Me (actively fighting back tears):  I don’t know.  Maybe a little?
Well, what’s going on?
I don’t know.  I’m just so…tired.
Tired?  Of what?
What do you mean?  What’s “everything”?
I’m just…tired of life.  And I know that’s horrible to say.
Because I know for me, historically, “tired of life” is only a step away from formulating a plan.
And have you formulated a plan?
Would you tell me if you had?
Maybe?  I don’t know.
I don’t think you would.

For the record, I can’t imagine WHY she thinks I need to be on medication.  I cried most of Monday, in fact, until I decided that crying is “stupid” and “unproductive” and anyway, wouldn’t going to the gym make more sense to deal with these feelings?  Or ignore these feelings?  Yes, clearly.  I replayed this cycle of crying and working out until around Thursday, when I got an e-mail from a friend:

“A few friends have recently proposed collaborative art and reading projects that inspired me to want to start one of my own. If you have received this email, it is because I love you and think you are wonderful and would like to read things you might write. I had the idea of creating a blog that is just for poetry. See, over the last few years, I’ve had a hard time writing poetry, so I’m a little rusty. I thought an audience and some accountability might help me out.

A friend of mine has a photography project where each week, she proposes a topic, and whoever wants contributes a photo representing that topic or theme. I think we could do this same thing with poetry.”

I jumped at the opportunity.  I wrote two poems the first day.  I wrote another on Friday.  I have been thinking in poetry for days.

In this short span of time, two things have happened:

1) I am finding that I feel things I didn’t even know I feel.  (For instance, some bitterness towards my ex-fiance’.)

2) I feel less tempted to act out using eating disordered behaviours.
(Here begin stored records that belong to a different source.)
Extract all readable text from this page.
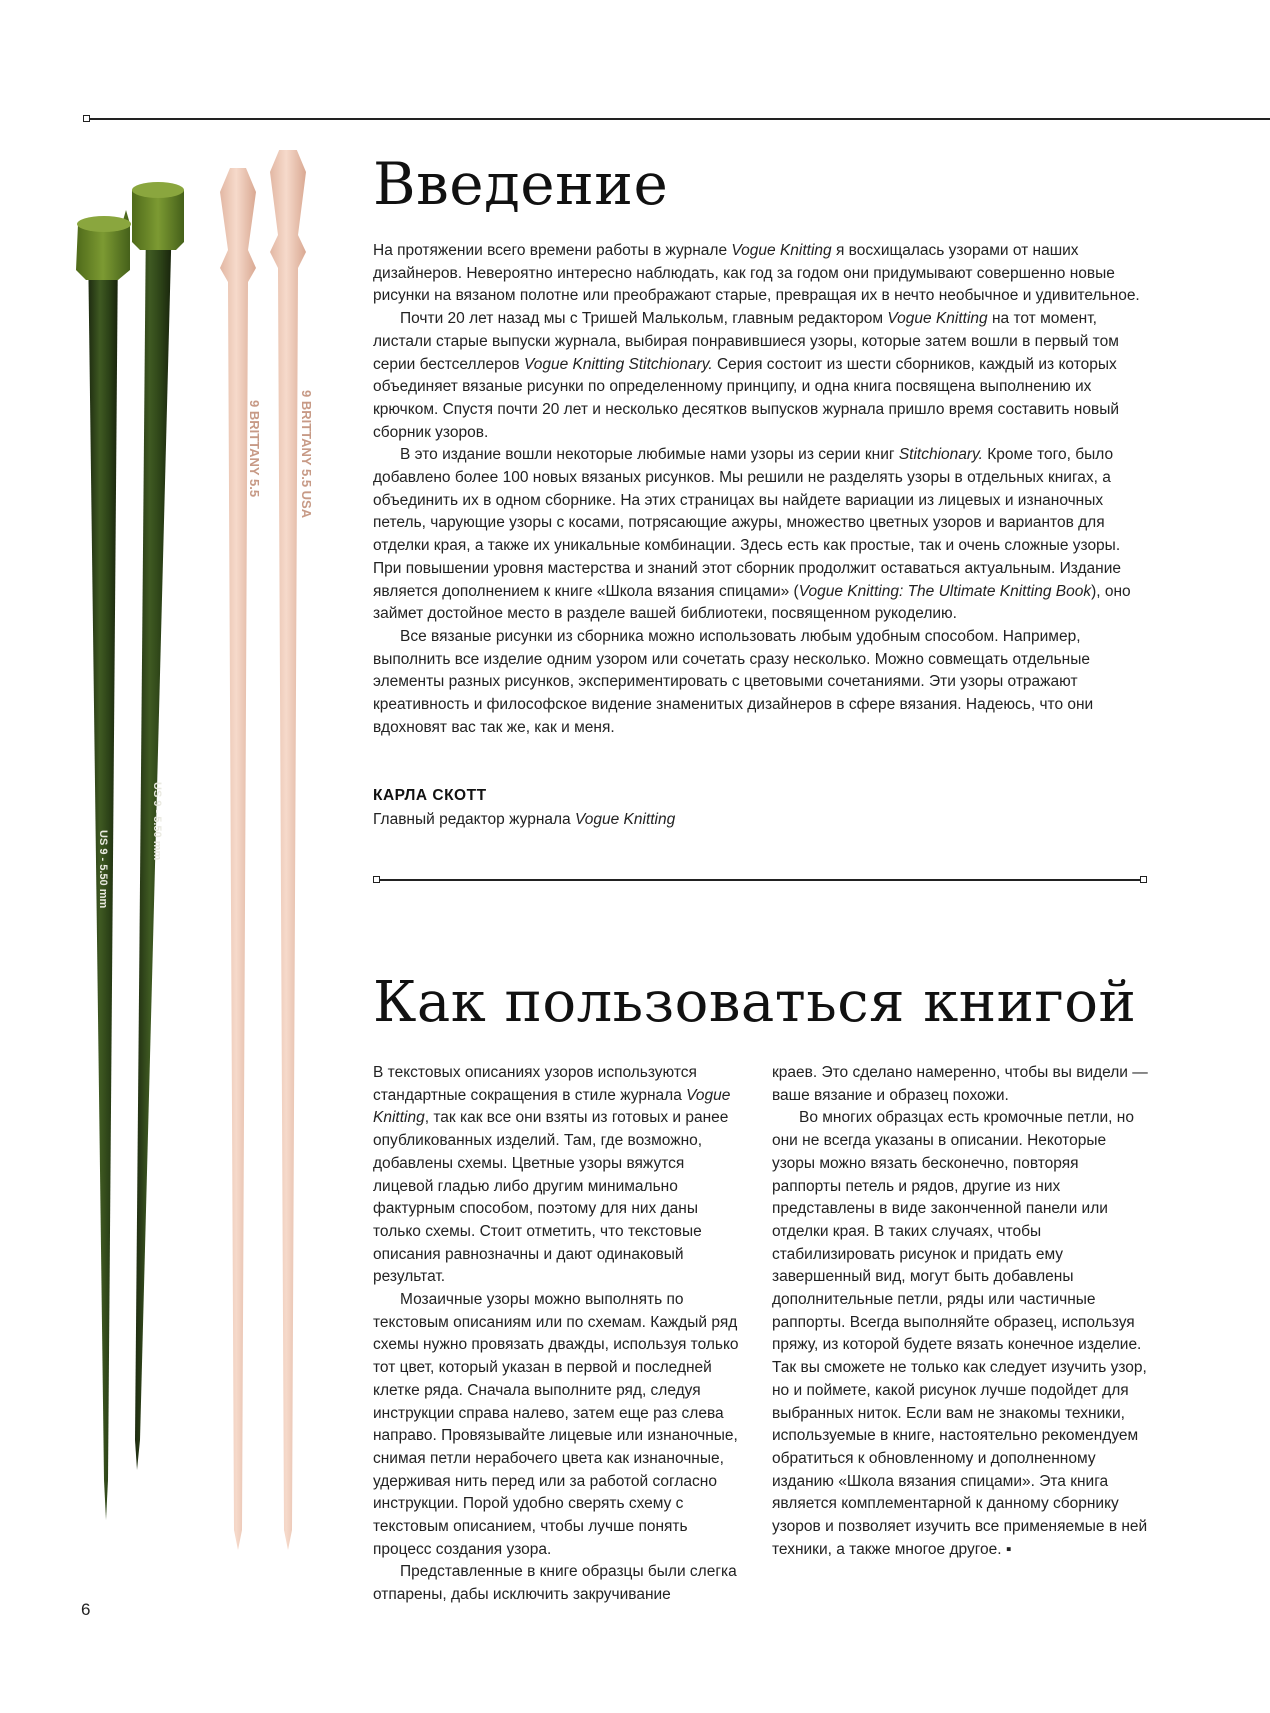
US 9 - 5.50 mm
US 9 - 5.50 mm
9 BRITTANY 5.5	9 BRITTANY 5.5 USA
Введение

На протяжении всего времени работы в журнале Vogue Knitting я восхищалась узорами от наших дизайнеров. Невероятно интересно наблюдать, как год за годом они придумывают совершенно новые рисунки на вязаном полотне или преображают старые, превращая их в нечто необычное и удивительное.

Почти 20 лет назад мы с Тришей Малькольм, главным редактором Vogue Knitting на тот момент, листали старые выпуски журнала, выбирая понравившиеся узоры, которые затем вошли в первый том серии бестселлеров Vogue Knitting Stitchionary. Серия состоит из шести сборников, каждый из которых объединяет вязаные рисунки по определенному принципу, и одна книга посвящена выполнению их крючком. Спустя почти 20 лет и несколько десятков выпусков журнала пришло время составить новый сборник узоров.

В это издание вошли некоторые любимые нами узоры из серии книг Stitchionary. Кроме того, было добавлено более 100 новых вязаных рисунков. Мы решили не разделять узоры в отдельных книгах, а объединить их в одном сборнике. На этих страницах вы найдете вариации из лицевых и изнаночных петель, чарующие узоры с косами, потрясающие ажуры, множество цветных узоров и вариантов для отделки края, а также их уникальные комбинации. Здесь есть как простые, так и очень сложные узоры. При повышении уровня мастерства и знаний этот сборник продолжит оставаться актуальным. Издание является дополнением к книге «Школа вязания спицами» (Vogue Knitting: The Ultimate Knitting Book), оно займет достойное место в разделе вашей библиотеки, посвященном рукоделию.

Все вязаные рисунки из сборника можно использовать любым удобным способом. Например, выполнить все изделие одним узором или сочетать сразу несколько. Можно совмещать отдельные элементы разных рисунков, экспериментировать с цветовыми сочетаниями. Эти узоры отражают креативность и философское видение знаменитых дизайнеров в сфере вязания. Надеюсь, что они вдохновят вас так же, как и меня.

КАРЛА СКОТТ

Главный редактор журнала Vogue Knitting

Как пользоваться книгой

В текстовых описаниях узоров используются стандартные сокращения в стиле журнала Vogue Knitting, так как все они взяты из готовых и ранее опубликованных изделий. Там, где возможно, добавлены схемы. Цветные узоры вяжутся лицевой гладью либо другим минимально фактурным способом, поэтому для них даны только схемы. Стоит отметить, что текстовые описания равнозначны и дают одинаковый результат.

Мозаичные узоры можно выполнять по текстовым описаниям или по схемам. Каждый ряд схемы нужно провязать дважды, используя только тот цвет, который указан в первой и последней клетке ряда. Сначала выполните ряд, следуя инструкции справа налево, затем еще раз слева направо. Провязывайте лицевые или изнаночные, снимая петли нерабочего цвета как изнаночные, удерживая нить перед или за работой согласно инструкции. Порой удобно сверять схему с текстовым описанием, чтобы лучше понять процесс создания узора.

Представленные в книге образцы были слегка отпарены, дабы исключить закручивание

краев. Это сделано намеренно, чтобы вы видели — ваше вязание и образец похожи.

Во многих образцах есть кромочные петли, но они не всегда указаны в описании. Некоторые узоры можно вязать бесконечно, повторяя раппорты петель и рядов, другие из них представлены в виде законченной панели или отделки края. В таких случаях, чтобы стабилизировать рисунок и придать ему завершенный вид, могут быть добавлены дополнительные петли, ряды или частичные раппорты. Всегда выполняйте образец, используя пряжу, из которой будете вязать конечное изделие. Так вы сможете не только как следует изучить узор, но и поймете, какой рисунок лучше подойдет для выбранных ниток. Если вам не знакомы техники, используемые в книге, настоятельно рекомендуем обратиться к обновленному и дополненному изданию «Школа вязания спицами». Эта книга является комплементарной к данному сборнику узоров и позволяет изучить все применяемые в ней техники, а также многое другое. ▪

6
The second is, of course, a HUGE victory.  I really want to make this a regular part of my recovery.  I’ve been trying visual arts stuff for a while, but the reality is that I was never really talented in the visual arts.  So more often than not, I find myself terribly frustrated and wanting to act out all over again.

But writing.  Oh, writing.  I’ve carried a journal or notebook every day of my life since I was probably seven.  By middle school I was writing stories, attempts at novels, poems in margins.  I don’t count my lack of writing a loss to my eating disorder so much as I do a loss to my ex-fiance’, but an eating disorder and having my brain inundated with a million numbers a minute didn’t leave much room for poetry and prose either.

Anyway, all of this is to say that I am making a concerted effort to write every day.  And maybe on days that I don’t write, I should try to play some music on one of the half dozen instruments I own.

This is also fair warning that you all are probably going to have to muck through some poetry on this blog now.  Sorry, kids.